Nun musste sie doch lächeln. »Klar, das hat was. Aber ich möchte einfach endlich wieder so sein wie früher.«
Matthias küsste sie liebevoll auf die Nasenspitze. »Nur noch ein paar Tage, meine Süße, dann hast du es überstanden. Wir sollten uns beeilen, wir kommen sonst zu spät zum Essen.«
Paula betrachtete sich ein letztes Mal im Dielenspiegel. Sie konnte partout nicht verstehen, dass Matthias die extrem bauchlastige Frau in der XXL-Schwangerschaftslatzhose noch nicht verlassen hatte.
Als sie nach ihrer Jacke griff, schlug die Türglocke an.
»Wer könnte das sein?«, sagte sie überrascht.
Er drückte den Knopf der Gegensprechanlage, beugte sich zum Lautsprecher hinunter, der wohl eher für klein gewachsene Menschen installiert worden war, aber nicht für einen einen Meter sechsundachtzig großen Mann. »Wer ist da?«
»Überraschung!«, kam es krächzend aus dem Lautsprecher.
»Meine Eltern? Sag, dass das ein Aprilscherz ist.«
Doch Matthias sagte gar nichts. Er betätigte einfach nur den Türöffner und trat ins Treppenhaus.
Von unten näherten sich Schritte und Stimmen - und dann standen tatsächlich Paulas vor Freude strahlende Eltern vor ihnen.
»Mutsch? Paps? Was macht ihr denn hier?« Paula klang alles andere als begeistert.
Juliane Stern nahm ihre verdatterte Tochter zwischen Tür und Angel in die Arme. »Wir dachten, wir könnten dich in den letzten Tagen vor der Entbindung ein bisschen unterstützen. Da ist ja so viel zu erledigen und vorzubereiten. Und wenn du mit der Kleinen aus der Klinik kommst, brauchst du sicherlich auch jede Menge helfende Hände.

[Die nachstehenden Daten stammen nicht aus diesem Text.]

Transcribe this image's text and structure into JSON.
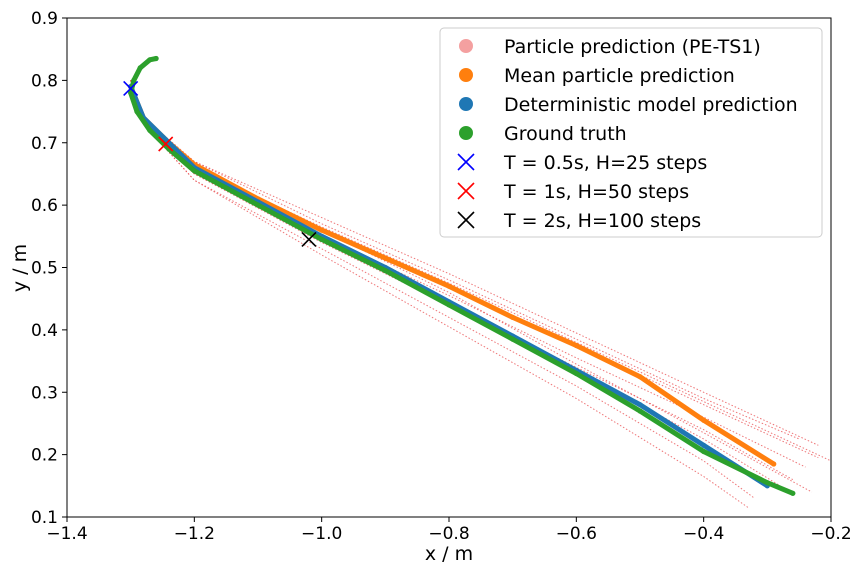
{
  "chart_data": {
    "type": "scatter",
    "xlabel": "x / m",
    "ylabel": "y / m",
    "xlim": [
      -1.4,
      -0.2
    ],
    "ylim": [
      0.1,
      0.9
    ],
    "xticks": [
      "−1.4",
      "−1.2",
      "−1.0",
      "−0.8",
      "−0.6",
      "−0.4",
      "−0.2"
    ],
    "xtick_values": [
      -1.4,
      -1.2,
      -1.0,
      -0.8,
      -0.6,
      -0.4,
      -0.2
    ],
    "yticks": [
      "0.1",
      "0.2",
      "0.3",
      "0.4",
      "0.5",
      "0.6",
      "0.7",
      "0.8",
      "0.9"
    ],
    "ytick_values": [
      0.1,
      0.2,
      0.3,
      0.4,
      0.5,
      0.6,
      0.7,
      0.8,
      0.9
    ],
    "grid": false,
    "legend_position": "top-right",
    "series": [
      {
        "name": "Particle prediction (PE-TS1)",
        "kind": "dotted-lines",
        "color": "#f08080",
        "particles": [
          [
            [
              -1.3,
              0.8
            ],
            [
              -1.28,
              0.74
            ],
            [
              -1.2,
              0.66
            ],
            [
              -1.0,
              0.56
            ],
            [
              -0.8,
              0.46
            ],
            [
              -0.6,
              0.345
            ],
            [
              -0.4,
              0.235
            ],
            [
              -0.23,
              0.14
            ]
          ],
          [
            [
              -1.3,
              0.8
            ],
            [
              -1.28,
              0.74
            ],
            [
              -1.2,
              0.66
            ],
            [
              -1.0,
              0.56
            ],
            [
              -0.8,
              0.47
            ],
            [
              -0.6,
              0.375
            ],
            [
              -0.4,
              0.28
            ],
            [
              -0.22,
              0.195
            ]
          ],
          [
            [
              -1.3,
              0.8
            ],
            [
              -1.28,
              0.74
            ],
            [
              -1.2,
              0.67
            ],
            [
              -1.0,
              0.58
            ],
            [
              -0.8,
              0.49
            ],
            [
              -0.6,
              0.395
            ],
            [
              -0.4,
              0.3
            ],
            [
              -0.22,
              0.215
            ]
          ],
          [
            [
              -1.3,
              0.8
            ],
            [
              -1.28,
              0.73
            ],
            [
              -1.2,
              0.65
            ],
            [
              -1.0,
              0.54
            ],
            [
              -0.8,
              0.44
            ],
            [
              -0.6,
              0.34
            ],
            [
              -0.4,
              0.24
            ],
            [
              -0.26,
              0.16
            ]
          ],
          [
            [
              -1.3,
              0.8
            ],
            [
              -1.28,
              0.73
            ],
            [
              -1.2,
              0.64
            ],
            [
              -1.0,
              0.53
            ],
            [
              -0.8,
              0.42
            ],
            [
              -0.6,
              0.31
            ],
            [
              -0.4,
              0.19
            ],
            [
              -0.32,
              0.13
            ]
          ],
          [
            [
              -1.3,
              0.8
            ],
            [
              -1.28,
              0.73
            ],
            [
              -1.2,
              0.64
            ],
            [
              -1.0,
              0.52
            ],
            [
              -0.8,
              0.405
            ],
            [
              -0.6,
              0.29
            ],
            [
              -0.4,
              0.165
            ],
            [
              -0.33,
              0.115
            ]
          ],
          [
            [
              -1.3,
              0.8
            ],
            [
              -1.28,
              0.74
            ],
            [
              -1.2,
              0.66
            ],
            [
              -1.0,
              0.55
            ],
            [
              -0.8,
              0.455
            ],
            [
              -0.6,
              0.355
            ],
            [
              -0.4,
              0.26
            ],
            [
              -0.24,
              0.18
            ]
          ],
          [
            [
              -1.3,
              0.8
            ],
            [
              -1.28,
              0.74
            ],
            [
              -1.2,
              0.67
            ],
            [
              -1.0,
              0.57
            ],
            [
              -0.8,
              0.48
            ],
            [
              -0.6,
              0.385
            ],
            [
              -0.4,
              0.29
            ],
            [
              -0.25,
              0.225
            ]
          ],
          [
            [
              -1.3,
              0.8
            ],
            [
              -1.28,
              0.73
            ],
            [
              -1.2,
              0.65
            ],
            [
              -1.0,
              0.545
            ],
            [
              -0.8,
              0.445
            ],
            [
              -0.6,
              0.335
            ],
            [
              -0.4,
              0.225
            ],
            [
              -0.28,
              0.15
            ]
          ],
          [
            [
              -1.3,
              0.8
            ],
            [
              -1.28,
              0.74
            ],
            [
              -1.2,
              0.66
            ],
            [
              -1.0,
              0.565
            ],
            [
              -0.8,
              0.475
            ],
            [
              -0.6,
              0.38
            ],
            [
              -0.4,
              0.285
            ],
            [
              -0.2,
              0.19
            ]
          ]
        ]
      },
      {
        "name": "Mean particle prediction",
        "kind": "thick-points",
        "color": "#ff7f0e",
        "points": [
          [
            -1.3,
            0.79
          ],
          [
            -1.28,
            0.74
          ],
          [
            -1.24,
            0.7
          ],
          [
            -1.2,
            0.665
          ],
          [
            -1.1,
            0.61
          ],
          [
            -1.0,
            0.56
          ],
          [
            -0.9,
            0.515
          ],
          [
            -0.8,
            0.47
          ],
          [
            -0.7,
            0.42
          ],
          [
            -0.6,
            0.375
          ],
          [
            -0.5,
            0.325
          ],
          [
            -0.4,
            0.255
          ],
          [
            -0.29,
            0.185
          ]
        ]
      },
      {
        "name": "Deterministic model prediction",
        "kind": "thick-points",
        "color": "#1f77b4",
        "points": [
          [
            -1.3,
            0.79
          ],
          [
            -1.28,
            0.74
          ],
          [
            -1.24,
            0.7
          ],
          [
            -1.2,
            0.66
          ],
          [
            -1.1,
            0.605
          ],
          [
            -1.0,
            0.55
          ],
          [
            -0.9,
            0.5
          ],
          [
            -0.8,
            0.445
          ],
          [
            -0.7,
            0.39
          ],
          [
            -0.6,
            0.335
          ],
          [
            -0.5,
            0.28
          ],
          [
            -0.4,
            0.215
          ],
          [
            -0.3,
            0.15
          ]
        ]
      },
      {
        "name": "Ground truth",
        "kind": "thick-points",
        "color": "#2ca02c",
        "points": [
          [
            -1.26,
            0.835
          ],
          [
            -1.27,
            0.833
          ],
          [
            -1.285,
            0.82
          ],
          [
            -1.295,
            0.8
          ],
          [
            -1.3,
            0.78
          ],
          [
            -1.29,
            0.75
          ],
          [
            -1.27,
            0.72
          ],
          [
            -1.24,
            0.69
          ],
          [
            -1.2,
            0.655
          ],
          [
            -1.1,
            0.6
          ],
          [
            -1.0,
            0.545
          ],
          [
            -0.9,
            0.495
          ],
          [
            -0.8,
            0.44
          ],
          [
            -0.7,
            0.385
          ],
          [
            -0.6,
            0.33
          ],
          [
            -0.5,
            0.27
          ],
          [
            -0.4,
            0.205
          ],
          [
            -0.3,
            0.155
          ],
          [
            -0.26,
            0.138
          ]
        ]
      },
      {
        "name": "T = 0.5s, H=25 steps",
        "kind": "x-marker",
        "color": "#0000ff",
        "points": [
          [
            -1.3,
            0.787
          ]
        ]
      },
      {
        "name": "T = 1s, H=50 steps",
        "kind": "x-marker",
        "color": "#ff0000",
        "points": [
          [
            -1.245,
            0.698
          ]
        ]
      },
      {
        "name": "T = 2s, H=100 steps",
        "kind": "x-marker",
        "color": "#000000",
        "points": [
          [
            -1.02,
            0.545
          ]
        ]
      }
    ]
  }
}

Ach, Paulalein, wir machen es uns so richtig schön.«
»Außerdem kann deine Mutter es gar nicht erwarten, ihre neue Enkelin zu sehen«, ergänzte Paulas Vater, als er mit der Begrüßung an der Reihe war.
Paula war überrumpelt und sprachlos. Und entsetzt. »Hier könnt ihr aber nicht schlafen.«
Ihre Mutter tätschelte ihr beruhigend den Arm, dann drückte sie Matthias zur Begrüßung an sich. »Keine Sorge, mein Schatz, so arg rücken wir euch nicht auf die Pelle. Matthias hat was Hübsches für uns organisiert, nicht wahr, Matthias?«
»Ach, hat er das?«, sagte Paula spitz.
Matthias ging nicht darauf ein. »Wir sollten gehen, sonst bekommen wir Ärger mit meiner Mutter, weil der Kerscheplotzer verbrutzelt. Wir können uns ja dort weiterunterhalten.«
Daraus schloss Paula, dass auch seine Eltern eingeweiht waren. Nur sie nicht. Eine Tatsache, die ihr so gar nicht gefiel.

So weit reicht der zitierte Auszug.